I suppressed parts of myself completely so I could fit into spaces that would not want someone proud of their Israeli-Jewish identity to be a part of their organization. In these spaces, I could not express my love for my family in Israel, our culture, or our traditions without simultaneously condemning the Israeli government’s treatment of Palestinians. I did all of this under the presumption that the so-called human rights defenders in America had a line they were not willing to cross. That, fundamentally, they saw me, my family, and my friends as human beings first.
October 7th was a rude awakening that shattered all of my naivety. All I am left with is anger and heartbreak. I saw images and videos I will never be able to forget, the social media posts of friends and family in Israel in which they shared photos of loved ones missing or presumed dead, and read stories of sexual violence, murder, torture, and kidnapping. My Jewish and Israeli family, friends, and peers around the world are experiencing a mass traumatizing event, in line with 9/11 and the terrorist attacks in Manchester and Paris.
The terror marks the single deadliest day for Jewish people globally since the Holocaust. That these crimes occurred on Israeli soil only makes them more catastrophic. We are living in a nightmare and experiencing our worst fears in real time. The casualties and injuries are still being reported as cousins my age are being called up to the reserves – not being given the ability to process this tragedy before having to be subjected to the trauma themselves.
While I spent the last 48 hours sobbing next to my parents, calling family members, frantically checking the news and social media for updates to gain the illusion of control, and sitting quietly in shock, my peers at Harvard were drafting a statement rationalizing the massacres, rapes, and torture without so much as a sentence expressing empathy or condemnation. Educated “human rights defenders” that I share classes with, people in the human rights student organizations I am a part of, and those who call themselves my friends – celebrating publicly as my people are being slaughtered, tortured, and brutalized in cold blood in their homes. Acts reminiscent of pogroms.
They are conflating the liberation of the Palestinian people with the indiscriminate violence of Hamas – a terrorist group. They are cheering on documented, transparent war crimes and violations of international law. And these people call themselves progressives and defenders of human rights. Antisemitism runs so deep. I have never felt so angry or betrayed in my life.
For me, as I am sure for many in the diaspora, October 7th signified a turning point. No longer will I sit quietly. No longer will I shy away from sharing my identity or heritage. No longer will I give people the benefit of the doubt when they dip into antisemitic tropes and rhetoric. No longer will I welcome into spaces I hold dear people who want me, my family, and my community dead. I refuse to sanitize my identity and my family’s history to make others more comfortable.
These people have shown us who they are. Progressive Jewish peers across the country have reached out making the same realizations. Others in the non-Jewish and Israeli world have shown us who they are too, reaching out with open hearts and support without equivocation. Thank you to those who have checked in on and supported their Jewish and Israeli friends. We need you more than ever.

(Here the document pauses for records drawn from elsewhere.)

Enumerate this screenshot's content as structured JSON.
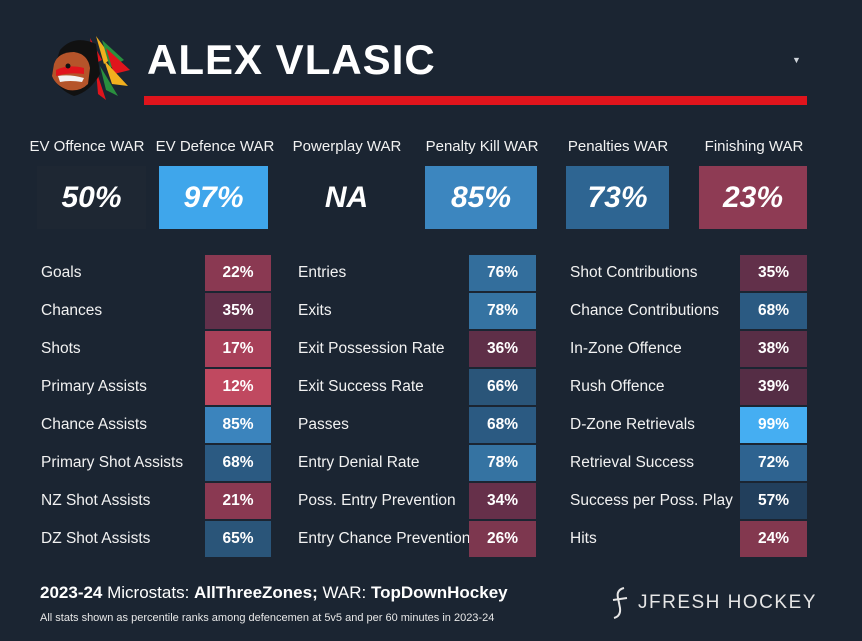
{
  "player": {
    "name": "ALEX VLASIC"
  },
  "war": [
    {
      "label": "EV Offence WAR",
      "value": "50%",
      "color": "#1e2733"
    },
    {
      "label": "EV Defence WAR",
      "value": "97%",
      "color": "#3fa6eb"
    },
    {
      "label": "Powerplay WAR",
      "value": "NA",
      "color": "#1b2532"
    },
    {
      "label": "Penalty Kill WAR",
      "value": "85%",
      "color": "#3c86bf"
    },
    {
      "label": "Penalties WAR",
      "value": "73%",
      "color": "#2e6592"
    },
    {
      "label": "Finishing WAR",
      "value": "23%",
      "color": "#8e3b54"
    }
  ],
  "stats": {
    "col1": [
      {
        "label": "Goals",
        "value": "22%",
        "color": "#8a3952"
      },
      {
        "label": "Chances",
        "value": "35%",
        "color": "#62304a"
      },
      {
        "label": "Shots",
        "value": "17%",
        "color": "#a84059"
      },
      {
        "label": "Primary Assists",
        "value": "12%",
        "color": "#c04960"
      },
      {
        "label": "Chance Assists",
        "value": "85%",
        "color": "#3b84bd"
      },
      {
        "label": "Primary Shot Assists",
        "value": "68%",
        "color": "#2b5a82"
      },
      {
        "label": "NZ Shot Assists",
        "value": "21%",
        "color": "#8a3952"
      },
      {
        "label": "DZ Shot Assists",
        "value": "65%",
        "color": "#2a5579"
      }
    ],
    "col2": [
      {
        "label": "Entries",
        "value": "76%",
        "color": "#336e9c"
      },
      {
        "label": "Exits",
        "value": "78%",
        "color": "#3573a2"
      },
      {
        "label": "Exit Possession Rate",
        "value": "36%",
        "color": "#5f2f48"
      },
      {
        "label": "Exit Success Rate",
        "value": "66%",
        "color": "#2a5579"
      },
      {
        "label": "Passes",
        "value": "68%",
        "color": "#2b5a82"
      },
      {
        "label": "Entry Denial Rate",
        "value": "78%",
        "color": "#3573a2"
      },
      {
        "label": "Poss. Entry Prevention",
        "value": "34%",
        "color": "#66304a"
      },
      {
        "label": "Entry Chance Prevention",
        "value": "26%",
        "color": "#7d374f"
      }
    ],
    "col3": [
      {
        "label": "Shot Contributions",
        "value": "35%",
        "color": "#62304a"
      },
      {
        "label": "Chance Contributions",
        "value": "68%",
        "color": "#2b5a82"
      },
      {
        "label": "In-Zone Offence",
        "value": "38%",
        "color": "#582e46"
      },
      {
        "label": "Rush Offence",
        "value": "39%",
        "color": "#552d45"
      },
      {
        "label": "D-Zone Retrievals",
        "value": "99%",
        "color": "#45aef2"
      },
      {
        "label": "Retrieval Success",
        "value": "72%",
        "color": "#2e6390"
      },
      {
        "label": "Success per Poss. Play",
        "value": "57%",
        "color": "#223f5c"
      },
      {
        "label": "Hits",
        "value": "24%",
        "color": "#83384f"
      }
    ]
  },
  "footer": {
    "season": "2023-24",
    "micro_label": " Microstats: ",
    "micro_source": "AllThreeZones;",
    "war_label": " WAR: ",
    "war_source": "TopDownHockey",
    "note": "All stats shown as percentile ranks among defencemen at 5v5 and per 60 minutes in 2023-24",
    "brand": "JFRESH HOCKEY"
  },
  "icons": {
    "team_logo": "blackhawks-logo-icon",
    "dropdown": "caret-down-icon",
    "brand_logo": "jfresh-logo-icon"
  }
}
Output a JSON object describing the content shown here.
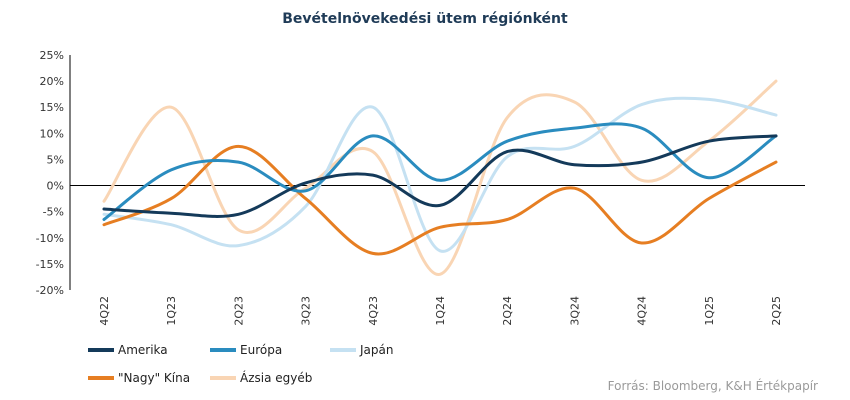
{
  "chart_data": {
    "type": "line",
    "title": "Bevételnövekedési ütem régiónként",
    "x": [
      "4Q22",
      "1Q23",
      "2Q23",
      "3Q23",
      "4Q23",
      "1Q24",
      "2Q24",
      "3Q24",
      "4Q24",
      "1Q25",
      "2Q25"
    ],
    "y_ticks": [
      "25%",
      "20%",
      "15%",
      "10%",
      "5%",
      "0%",
      "-5%",
      "-10%",
      "-15%",
      "-20%"
    ],
    "ylim": [
      -20,
      25
    ],
    "y_step": 5,
    "grid": false,
    "legend_position": "bottom-left",
    "series": [
      {
        "name": "Amerika",
        "color": "#143a5a",
        "values": [
          -4.5,
          -5.3,
          -5.5,
          0.5,
          2.0,
          -3.8,
          6.5,
          4.0,
          4.5,
          8.5,
          9.5
        ]
      },
      {
        "name": "Európa",
        "color": "#2a8cbf",
        "values": [
          -6.5,
          3.0,
          4.5,
          -1.0,
          9.5,
          1.0,
          8.5,
          11.0,
          11.0,
          1.5,
          9.5
        ]
      },
      {
        "name": "Japán",
        "color": "#c5e1f2",
        "values": [
          -5.5,
          -7.5,
          -11.5,
          -4.0,
          15.0,
          -12.5,
          5.5,
          7.5,
          15.5,
          16.5,
          13.5
        ]
      },
      {
        "name": "\"Nagy\" Kína",
        "color": "#e67e22",
        "values": [
          -7.5,
          -2.5,
          7.5,
          -2.5,
          -13.0,
          -8.0,
          -6.5,
          -0.5,
          -11.0,
          -2.5,
          4.5
        ]
      },
      {
        "name": "Ázsia egyéb",
        "color": "#f9d5b4",
        "values": [
          -3.0,
          15.0,
          -8.5,
          -0.5,
          6.5,
          -17.0,
          13.0,
          16.0,
          1.0,
          8.5,
          20.0
        ]
      }
    ],
    "source": "Forrás: Bloomberg, K&H Értékpapír"
  }
}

Unfortunately, the horrors of this weekend have forced me to understand what my grandparents, great aunts and uncles, cousins, and friends understood long before me. I now recognize what it means that antisemitism is in peoples’ psyche to the point that they will twist and distort the truth to suit their ends. Anyone who can justify and even celebrate documented massacres of civilians, sexual violence, torture, and kidnapping without hesitation has no moral compass. And yet, countless people globally, at shiny institutions like mine, have proven themselves Jew-hating hypocrites. We will not forget.